Adam Anthony of North Providence, R. I., entered upon a farm in 1826, of the extent of seventy-two acres, suitable for tillage. The land was very sandy; and the crops of that year were five tons of hay, two tons of oats, two hundred bushels of potatoes, two hundred of turnips, some fruit and garden vegetables; worth, including pasture feed, three hundred eighty-five dollars. He adopted the soiling system. In 1847, he reports the produce of the farm as two hundred tons, by estimate, of green fodder for soiling, one hundred tons of hay, twenty-five tons of millet, seventeen tons of dry corn fodder, six hundred forty bushels of potatoes, seven hundred fifty bushels of Indian corn, fruit and garden vegetables, the value of which, is three thousand five hundred seventy-five dollars; nearly ten fold increase in the products of the farm. The stock consists of about forty head, of which thirty-six are usually cows.

Similar testimony might be very much extended, but it is unnecessary. My own experience corroborates the usual statements to be met with on this point.

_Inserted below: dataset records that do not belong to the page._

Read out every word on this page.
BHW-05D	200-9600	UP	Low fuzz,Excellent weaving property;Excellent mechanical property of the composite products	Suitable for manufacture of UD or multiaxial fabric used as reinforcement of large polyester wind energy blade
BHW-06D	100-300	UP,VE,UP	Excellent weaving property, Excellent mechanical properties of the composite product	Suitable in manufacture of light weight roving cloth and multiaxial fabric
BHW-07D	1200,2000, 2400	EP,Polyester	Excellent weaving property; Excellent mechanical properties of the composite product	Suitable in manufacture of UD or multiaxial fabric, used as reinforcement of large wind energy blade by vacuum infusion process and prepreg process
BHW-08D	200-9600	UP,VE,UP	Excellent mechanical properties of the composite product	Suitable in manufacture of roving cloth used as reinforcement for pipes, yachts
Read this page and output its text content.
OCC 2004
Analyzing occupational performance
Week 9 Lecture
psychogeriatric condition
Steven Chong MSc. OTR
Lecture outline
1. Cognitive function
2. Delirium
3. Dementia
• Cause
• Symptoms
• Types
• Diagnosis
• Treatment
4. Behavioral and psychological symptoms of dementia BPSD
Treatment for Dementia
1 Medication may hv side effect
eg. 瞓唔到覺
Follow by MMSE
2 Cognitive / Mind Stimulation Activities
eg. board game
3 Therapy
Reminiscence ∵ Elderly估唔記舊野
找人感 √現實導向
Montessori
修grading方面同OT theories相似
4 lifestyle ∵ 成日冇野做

2d. The saving of fencing. The present American system of farming involves a prodigious expenditure of human energy for fencing. I have seen it estimated that the cost of fences in these United States is more than six hundred millions of dollars, (600,000,000.) Whether more or less than this enormous sum, it is so much invested in human toil, a large portion of which might have been saved and

applied to better and more ennobling purposes, had our early system of customs and laws been what they ultimately must be.

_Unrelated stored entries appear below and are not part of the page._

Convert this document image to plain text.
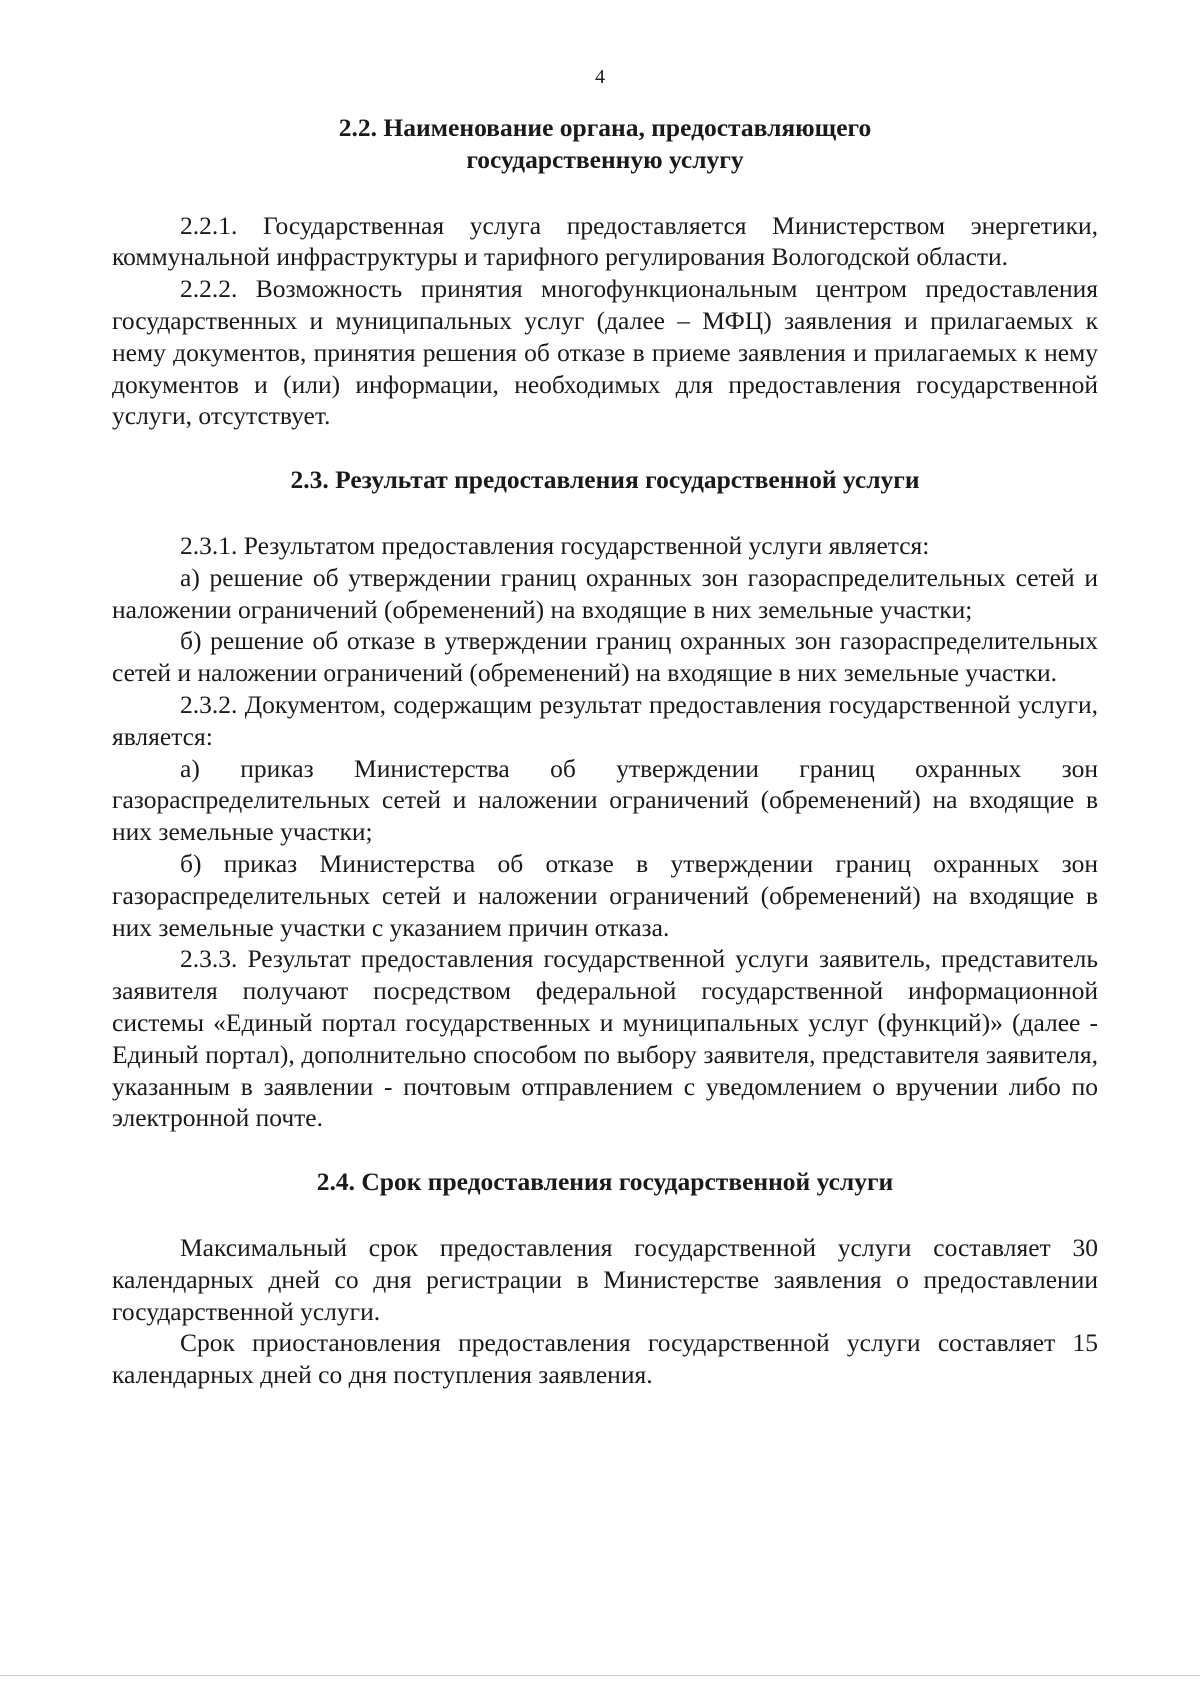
4
2.2. Наименование органа, предоставляющего
государственную услугу

2.2.1. Государственная услуга предоставляется Министерством энергетики, коммунальной инфраструктуры и тарифного регулирования Вологодской области.

2.2.2. Возможность принятия многофункциональным центром предоставления государственных и муниципальных услуг (далее – МФЦ) заявления и прилагаемых к нему документов, принятия решения об отказе в приеме заявления и прилагаемых к нему документов и (или) информации, необходимых для предоставления государственной услуги, отсутствует.

2.3. Результат предоставления государственной услуги

2.3.1. Результатом предоставления государственной услуги является:

а) решение об утверждении границ охранных зон газораспределительных сетей и наложении ограничений (обременений) на входящие в них земельные участки;

б) решение об отказе в утверждении границ охранных зон газораспределительных сетей и наложении ограничений (обременений) на входящие в них земельные участки.

2.3.2. Документом, содержащим результат предоставления государственной услуги, является:

а) приказ Министерства об утверждении границ охранных зон газораспределительных сетей и наложении ограничений (обременений) на входящие в них земельные участки;

б) приказ Министерства об отказе в утверждении границ охранных зон газораспределительных сетей и наложении ограничений (обременений) на входящие в них земельные участки с указанием причин отказа.

2.3.3. Результат предоставления государственной услуги заявитель, представитель заявителя получают посредством федеральной государственной информационной системы «Единый портал государственных и муниципальных услуг (функций)» (далее - Единый портал), дополнительно способом по выбору заявителя, представителя заявителя, указанным в заявлении - почтовым отправлением с уведомлением о вручении либо по электронной почте.

2.4. Срок предоставления государственной услуги

Максимальный срок предоставления государственной услуги составляет 30 календарных дней со дня регистрации в Министерстве заявления о предоставлении государственной услуги.

Срок приостановления предоставления государственной услуги составляет 15 календарных дней со дня поступления заявления.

It has been estimated from well considered data, that the labor involved in fencing in some of the States, is greater than that in the erection of all the buildings, including all the cities and towns.

Having worked as boy and man, in helping clear and fence a farm, till the aggregate of its fences of wood and stone, extended to six or seven miles, I may be allowed to speak feelingly regarding this incubus on the farmer's prosperity.

One-half of all farm fences are interior; and aside from an occasional necessity for making a permanent distinction between arable land and a piece that nature designed for a pasture, they are worse

than useless.

Adopt a single principle, that no beast shall be permitted to range on lands adapted to the plow and the scythe, and you are prepared to wipe off from the face of our fair country, much that disfigures it, and abolish, at once and forever, a vast item in your annual taxation.

The most false of anything that assumes the name of economy, is the practice of pasturing mowing-lands. Interior fences, that were erected, and are maintained for the sole purpose of enabling the proprietor to pasture his mowing-lands, have cost the farmers of Maine a very large sum. To call in the aid of arithmetic, it will read in this wise: The improved lands in the State may now be set down at two and a half millions of acres, (2,500,000.) Taking the estimate by very good authority,* of ten rods of fence, at one dollar per rod, for each acre of improved land, gives us for fences in the State, the sum of twenty-five millions of dollars ($25,000,000.) Half of this sum, $12,500,000, we will set down for interior fences on farms. It may be fair to assume for annual erections, while the present system continues, for changes and repairs, ten per cent of this sum, or one million two hundred and fifty thousand dollars, ($1,250,000) which the farmers of the State are annually paying as a direct tax on their resources, and on which very few have heretofore had the courage to raise their voices in complaint. Impressed with the truthfulness of such estimates, who can for another year remain

* Cumberland Co. Agl. Society. Committee on Farms.